CATRE: Iterative Point Clouds Alignment for Category-level Object Pose Refinement
This addresses the challenge of accurate object pose estimation in robotics and AR/VR, offering a novel refinement approach that improves over existing methods.
The paper tackles the problem of category-level 9DoF object pose estimation by introducing CATRE, an iterative refiner that enhances pose accuracy from point clouds, achieving state-of-the-art results on benchmarks like REAL275 and CAMERA25 with speeds up to ~85.32Hz.

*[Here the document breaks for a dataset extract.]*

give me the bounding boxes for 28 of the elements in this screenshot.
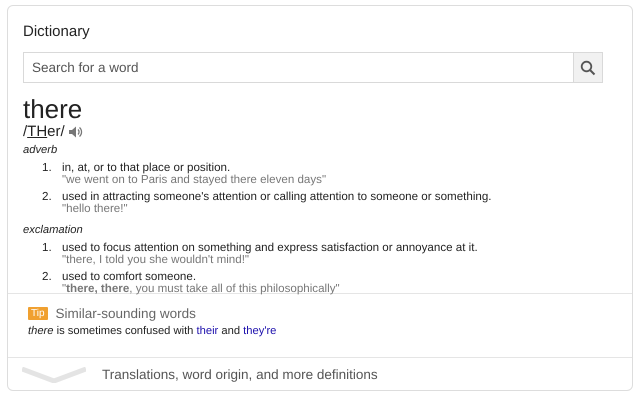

While category-level 9DoF object pose estimation has emerged recently, previous correspondence-based or direct regression methods are both limited in accuracy due to the huge intra-category variances in object shape and color, etc. Orthogonal to them, this work presents a category-level object pose and size refiner CATRE, which is able to iteratively enhance pose estimate from point clouds to produce accurate results. Given an initial pose estimate, CATRE predicts a relative transformation between the initial pose and ground truth by means of aligning the partially observed point cloud and an abstract shape prior. In specific, we propose a novel disentangled architecture being aware of the inherent distinctions between rotation and translation/size estimation. Extensive experiments show that our approach remarkably outperforms state-of-the-art methods on REAL275, CAMERA25, and LM benchmarks up to a speed of ~85.32Hz, and achieves competitive results on category-level tracking. We further demonstrate that CATRE can perform pose refinement on unseen category. Code and trained models are available.